Non è unico lascito linguistico della comunità ecclesiale. "Oggi la Chiesa è il principale megafono italiano all’estero - sottolinea Librandi -. Benchè resti il latino la sua lingua ufficiale, un’eco planetario le viene dal fatto che moltissimi sacerdoti, religiosi e religiose dei cinque continenti, impegnati negli studi a Roma, sono tenuti a parlare l’italiano. Questo fa sì che la nostra sia una sorta di lingua veicolare all’interno del mondo ecclesiale".
La Chiesa è anche una straordinaria "scuola di lettere". Dal Verbo ai verbi. "La comunicazione è la parola all’ordine del nostro tempo - dice la linguista -. Un linguaggio specialistico è in grado di spiegare alla gente concetti complessi in modo comprensibile.
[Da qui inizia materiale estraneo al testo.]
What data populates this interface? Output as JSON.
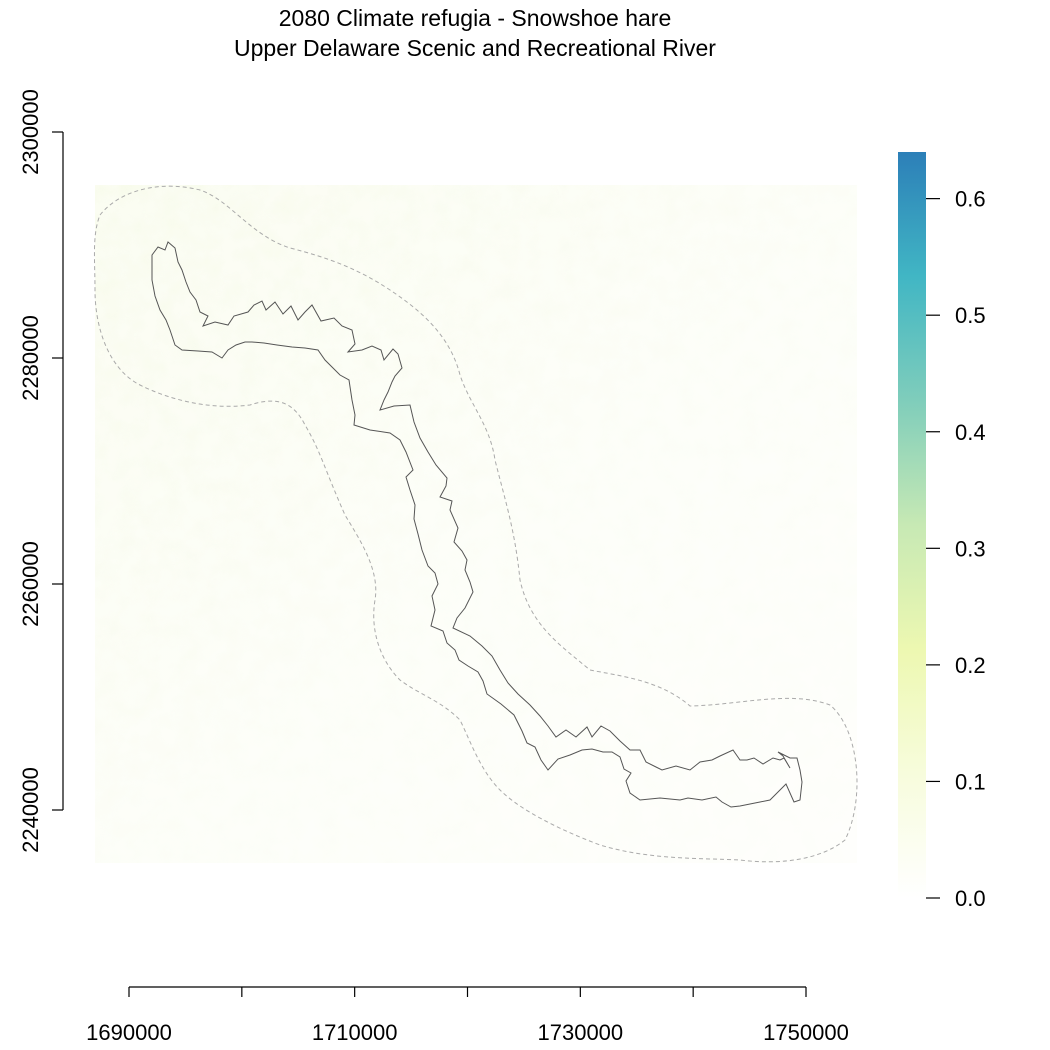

Lo fa, come testimonia già la Sacra Scrittura, con riferimenti alla vita concreta, metafore, con similitudini. Tutto ciò sfata il falso mito di una Chiesa oscurantista, disinteressata alle persone comuni. Puntando sulla predicazione e sulla catechesi, ha educato anche linguisticamente per secoli gli italiani, ben prima che l’Italia ci fosse in quanto tale".
E ancora oggi la Chiesa arricchisce il dizionario collettivo. Lo dimostra Papa Francesco. Alcune sue intuizioni sono diventate espressioni linguistiche in voga: da "Chiesa in uscita" a "cultura dello scarto", passando per "globalizzazione dell’indifferenza" o "la Terza guerra mondiale a pezzi".
La loro fortuna è connessa principalmente alla cassa di risonanza mediatica che le porta nelle case. Certo, non sappiamo quanto resteranno nel tempo. Però si sono ritagliate un posto di onore negli scritti e nelle conversazioni di questi anni.